Mete(Modu Şanyü) sonrası Türk-Moğol göçebeleri askeri amaçlara göre ondalık sistemle düzenlenmiş yapay kabileler halinde yaşarlardı ve ergenlik cağından itibaren her erkek aynı zamanda askerdi. Genellikle her çadırdan bir erkek akınlara katılırdı. Bunun en abartılı boyutu Cengiz Han dönemi Moğollarıydı ve eğer Moğolların Gizli Tarihi'nde geçen bilgileri doğrudan kabul edeceksek Moğol olarak anılan nüfusun(Cengiz Han'ın ondalık sisteme göre düzenlediği Moğolistan'daki gocebeler)%40 cıvarı(neredeyse 13-60 yaş arası tüm erkekler) Jin Hanedanı ve Harezmşahlara yapılan seferlere katılmıştır. Aynı zamanda vassallarının da Moğol orduları için silah, yiyecek vs üretip erkek nüfusunun %10 ile savaşa katılmaları gerekirdi(ki bunlar daha çok ok yemi olarak kullanılıyordu).
Aynı şekilde Çin'de de siviller milis kuvvetler olarak savaş zamanı orduya alınıyordu. Bunlar bir haneden bir kişi veya bellir bir hane sayısından bir kişi olacak şekilde alınırdı.
Osmanlı bir süre kırsalda yaşayan, zanaatkar veya rahip çoçuğu olmayan, birden fazla oğlu olan kırk Rum hanesinden bir çocuk(genellikle ergen) zorunlu olarak devşirmeye tabi tutulurdu. Gönüllü olarak da Müslümanlardan düzensiz kuvvetler toplanıyordu.
Machiavelli tarihe ve doğudaki imparatorluklara bakarak bu öneride bulundu. Floransa'nın hazırladığı milis kuvvetleri pek bir işe yaramadı. Malum Orta Çağ için profesyonel askerler acemilere göre çok üstün kalıyordu. Savaş ekipmanları pahalı, lojistik imkanlar sınırlı, devletler zayıftı. Ayrıca hemen hepsi kas gücüne dayanan silahlar, uzun süre talim olmadan verimli bir şekilde kullanılamıyordu. At sürmek, ok, teber, mızrak kullanmak, uzun süre talim gerektiriyordu. Moral kaynakları sıradan insanlar için kısıtlıydı. Bu kendi ekipmanını, eğitimini bir şekilde sağlayabilen; kendi savaş koduna sahip biraz kabadayı tiplerin savaş alanını domine etmesine sebep oldu. Askerler bazen atadan deden savaşçı aristokrasiden (şovalyeler, sipahiler, alpler, samuraylar), bazen köle veya paralı asker olarak temin edilmiş yabancılardan (İsviçreli Mizrakçiĺar, yeniçeriler, memlükler, Varegler) ya da savaşçı kabilelerden temin ediliyordu.

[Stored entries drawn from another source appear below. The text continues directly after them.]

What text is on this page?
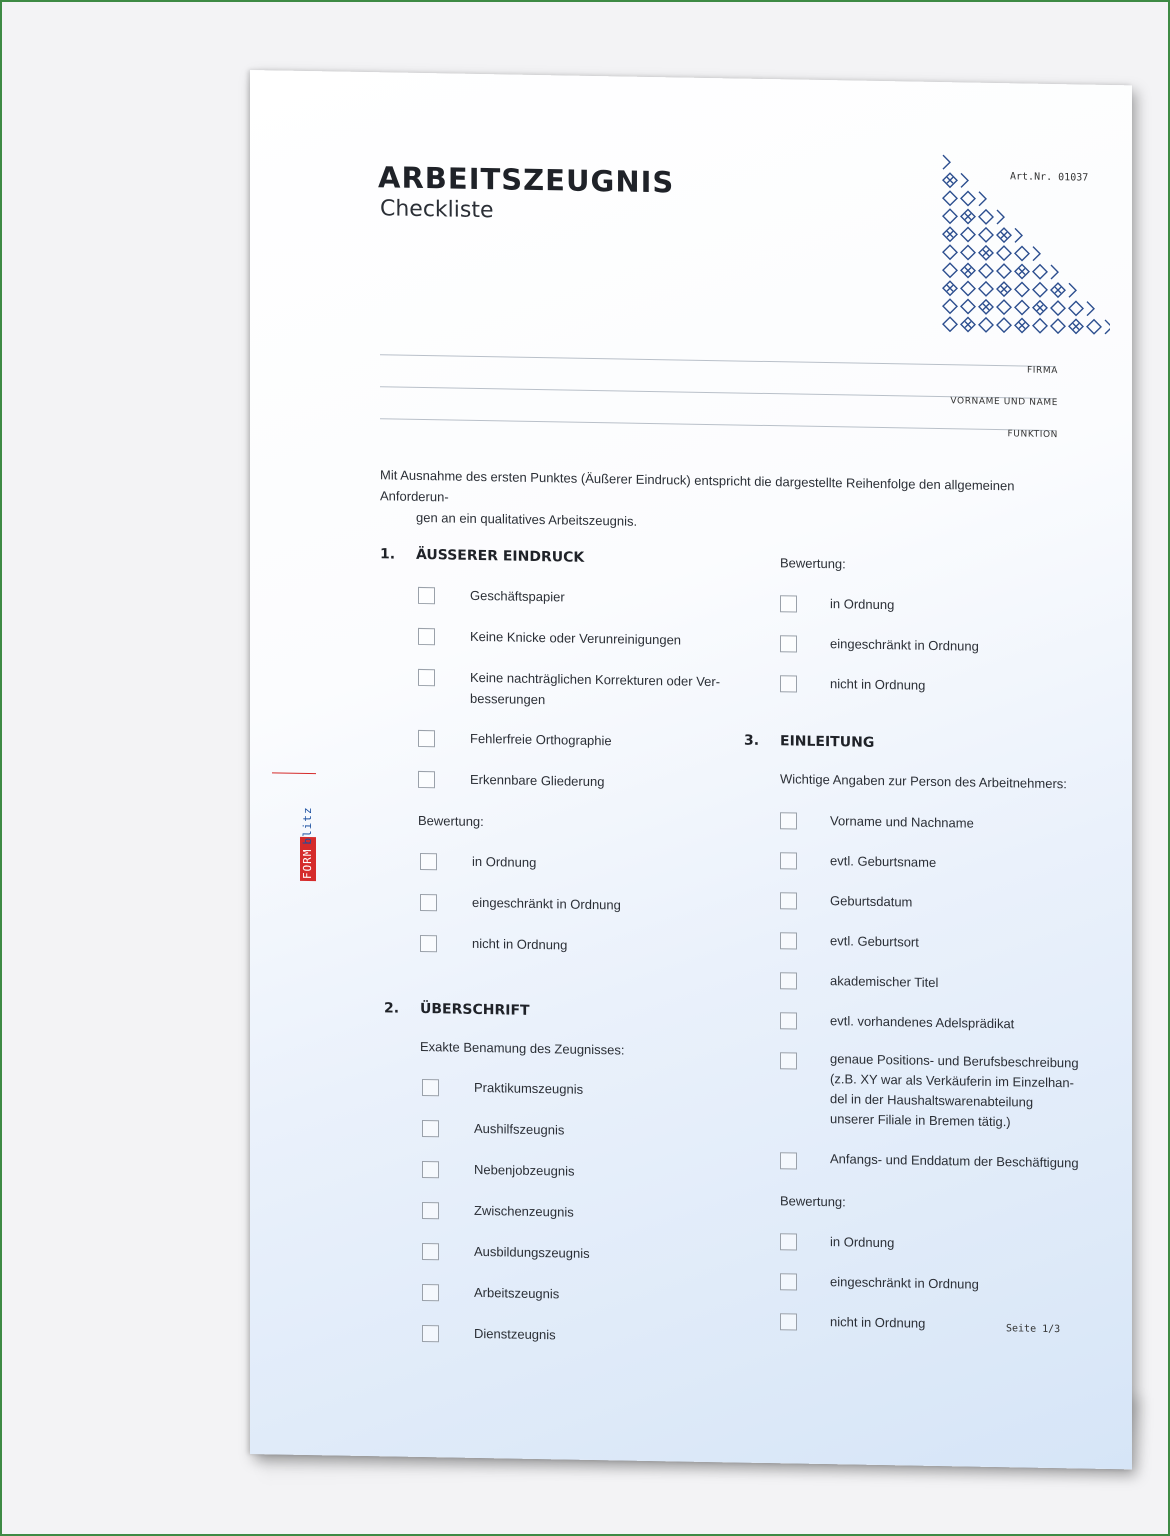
ARBEITSZEUGNIS
Checkliste
Art.Nr. 01037
FIRMA
VORNAME UND NAME
FUNKTION
Mit Ausnahme des ersten Punktes (Äußerer Eindruck) entspricht die dargestellte Reihenfolge den allgemeinen Anforderun-
gen an ein qualitatives Arbeitszeugnis.
1. ÄUSSERER EINDRUCK
Geschäftspapier
Keine Knicke oder Verunreinigungen
Keine nachträglichen Korrekturen oder Ver-
besserungen
Fehlerfreie Orthographie
Erkennbare Gliederung
Bewertung:
in Ordnung
eingeschränkt in Ordnung
nicht in Ordnung
2. ÜBERSCHRIFT
Exakte Benamung des Zeugnisses:
Praktikumszeugnis
Aushilfszeugnis
Nebenjobzeugnis
Zwischenzeugnis
Ausbildungszeugnis
Arbeitszeugnis
Dienstzeugnis
Bewertung:
in Ordnung
eingeschränkt in Ordnung
nicht in Ordnung
3. EINLEITUNG
Wichtige Angaben zur Person des Arbeitnehmers:
Vorname und Nachname
evtl. Geburtsname
Geburtsdatum
evtl. Geburtsort
akademischer Titel
evtl. vorhandenes Adelsprädikat
genaue Positions- und Berufsbeschreibung
(z.B. XY war als Verkäuferin im Einzelhan-
del in der Haushaltswarenabteilung
unserer Filiale in Bremen tätig.)
Anfangs- und Enddatum der Beschäftigung
Bewertung:
in Ordnung
eingeschränkt in Ordnung
nicht in Ordnung	Seite 1/3
FORMblitz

18.yy tüfekleri ucuz ve seri üretime uygun hale getirdi. Devletlerin vergi ve birçlanabilme kaynakları arttı. Artık 2 haftalık talimle siradan insanlar işe yarar askerler olabildiler. Özellikle Fransız ihtilalinin etkisiyle ortaya çıkan milliyetçilik akımı sıradan insanlar için yağma, nam, savaşçı yetiştirilme, maaş, din, kabile aidiyeti gibi moral kaynakları yerine geçen daha ucuz ve güçlü moral kaynakları sundu. Bunlar eşitlik, milliyet, vatan ve demokrasiydi. Vatan-millet anlayışı kan bağı, inanç ötesi kimlik, ve haklara sahip bir toplumu teoride herkesin aristokrat veyahut kabile üyesi olduğu korkunç büyüklükte bir asabiyyeye çeviriyordu. Böyle zorunlu askerlik uygun zemini bulmuş oldu. Vatandaşlık gorevleri bir millete mensup herkesin sorumluluğu ve zorunluluğuydu. Savaşları kazanmak herkesin kazanması anlamına geliyordu. Savaşa katılmamak ise tüm miletin fertlerine ihanet etmekti.